Call Us What We Carry, Gorman’s first full-length book, will not satiate any of her social media critics. Nor can I call it a great collection. The smorgasbord of styles she tries to put together work less as the book progresses (especially the various prose poems), and her commendable yearning to reach as many people as possible too often doesn’t rise above platitudes ... an uneven collection isn’t a bad one. When Gorman steps away from being a public voice and weaves a gift for lyric landscape with her internal thought process on being a young person in a country in peril, she not only is as good as any young poet in the country but shows the potential to be as good as the masters she calls on ... Amanda Gorman isn't there yet, but she’s on her way. If you can’t earn your critique, don’t hinder her.

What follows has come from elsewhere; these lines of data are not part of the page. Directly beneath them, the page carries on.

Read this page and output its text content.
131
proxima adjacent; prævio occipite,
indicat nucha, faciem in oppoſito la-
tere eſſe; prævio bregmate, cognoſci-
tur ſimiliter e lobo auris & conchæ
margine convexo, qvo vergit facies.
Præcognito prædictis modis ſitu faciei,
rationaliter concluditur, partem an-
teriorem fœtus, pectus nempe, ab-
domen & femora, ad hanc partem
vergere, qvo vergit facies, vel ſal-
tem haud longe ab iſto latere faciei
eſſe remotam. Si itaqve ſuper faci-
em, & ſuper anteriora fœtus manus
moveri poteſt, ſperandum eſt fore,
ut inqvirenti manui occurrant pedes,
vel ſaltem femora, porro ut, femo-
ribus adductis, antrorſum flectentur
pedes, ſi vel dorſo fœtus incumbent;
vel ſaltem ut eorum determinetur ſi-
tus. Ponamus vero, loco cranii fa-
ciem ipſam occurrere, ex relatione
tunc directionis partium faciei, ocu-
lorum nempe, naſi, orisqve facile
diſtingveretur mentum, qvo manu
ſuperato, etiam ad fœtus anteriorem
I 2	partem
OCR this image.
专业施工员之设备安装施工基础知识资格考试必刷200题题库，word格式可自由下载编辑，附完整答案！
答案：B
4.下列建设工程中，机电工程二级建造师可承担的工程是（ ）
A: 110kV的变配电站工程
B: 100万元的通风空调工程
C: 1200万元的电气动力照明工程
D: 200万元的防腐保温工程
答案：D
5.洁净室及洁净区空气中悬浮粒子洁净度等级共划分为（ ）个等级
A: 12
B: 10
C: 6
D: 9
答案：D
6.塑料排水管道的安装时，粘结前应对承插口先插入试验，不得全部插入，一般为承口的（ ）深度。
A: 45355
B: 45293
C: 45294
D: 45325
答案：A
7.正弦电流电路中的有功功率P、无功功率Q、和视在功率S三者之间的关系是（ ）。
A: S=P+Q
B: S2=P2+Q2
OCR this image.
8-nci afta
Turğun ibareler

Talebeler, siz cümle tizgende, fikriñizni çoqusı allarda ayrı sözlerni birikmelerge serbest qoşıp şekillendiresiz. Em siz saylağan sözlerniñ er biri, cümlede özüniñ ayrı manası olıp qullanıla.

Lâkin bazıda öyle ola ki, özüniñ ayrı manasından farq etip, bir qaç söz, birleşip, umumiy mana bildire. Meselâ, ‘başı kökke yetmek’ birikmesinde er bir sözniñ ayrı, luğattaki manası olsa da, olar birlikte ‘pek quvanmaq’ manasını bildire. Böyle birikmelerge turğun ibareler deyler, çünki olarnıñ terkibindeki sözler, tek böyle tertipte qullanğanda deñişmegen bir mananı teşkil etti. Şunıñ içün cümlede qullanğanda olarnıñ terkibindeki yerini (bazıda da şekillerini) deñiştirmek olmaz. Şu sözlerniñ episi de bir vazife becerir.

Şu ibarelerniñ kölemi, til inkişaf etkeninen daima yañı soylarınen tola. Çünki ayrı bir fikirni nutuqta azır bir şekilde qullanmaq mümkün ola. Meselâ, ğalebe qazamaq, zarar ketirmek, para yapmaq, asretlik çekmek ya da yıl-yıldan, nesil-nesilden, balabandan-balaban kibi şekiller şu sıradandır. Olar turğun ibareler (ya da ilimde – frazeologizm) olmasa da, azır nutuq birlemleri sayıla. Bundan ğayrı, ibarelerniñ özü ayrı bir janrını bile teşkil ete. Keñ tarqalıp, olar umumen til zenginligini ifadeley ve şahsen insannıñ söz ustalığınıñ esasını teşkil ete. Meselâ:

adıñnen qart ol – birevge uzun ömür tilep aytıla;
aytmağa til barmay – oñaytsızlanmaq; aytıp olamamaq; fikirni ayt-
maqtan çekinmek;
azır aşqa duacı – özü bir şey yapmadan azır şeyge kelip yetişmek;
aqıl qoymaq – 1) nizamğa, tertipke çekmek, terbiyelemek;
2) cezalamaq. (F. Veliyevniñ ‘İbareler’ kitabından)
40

Gorman expands and deepens her vision, gazing fearlessly at present circumstances and at the nation’s past. She imbues her work with timely, evocative language that shifts a reader’s perspective, explores hidden layers, and reveals wisdom and insight ... a rich, inventive collection ... Some of the most compelling poems deal with the losses and isolation that people have experienced throughout the pandemic ... As readers move through these pages, they will feel a constant, gentle prompting to discard narrow, limited thinking.
Poignant and searching ... Her signature wordplay is everywhere evident ... Many forms...give this collection impressive variety. Gorman’s thoughtfulness and activist spirit shine through on every page.
Poems for teenagers and adults that cast a scrutinizing eye on United States history and current events while being hopeful about the future ... Gorman delivers subtle turns of phrase alongside playful yet purposeful punning. The book tackles grief without succumbing to melancholy ... Occasionally it reads as monotonous or prosaic. But variation exists in the diversity of concrete or visual poems ... It’s not a book to be read in one sitting but to be savored and revisited ... The poems don’t preen to prove their intelligence; rather, they’re illuminated by it. Gorman’s impulse to enlighten readers rather than exclude them is the book’s guiding force. With generosity and care, Gorman takes the role of the poet seriously ... An inspired anthem for the next generation—a remarkable poetry debut.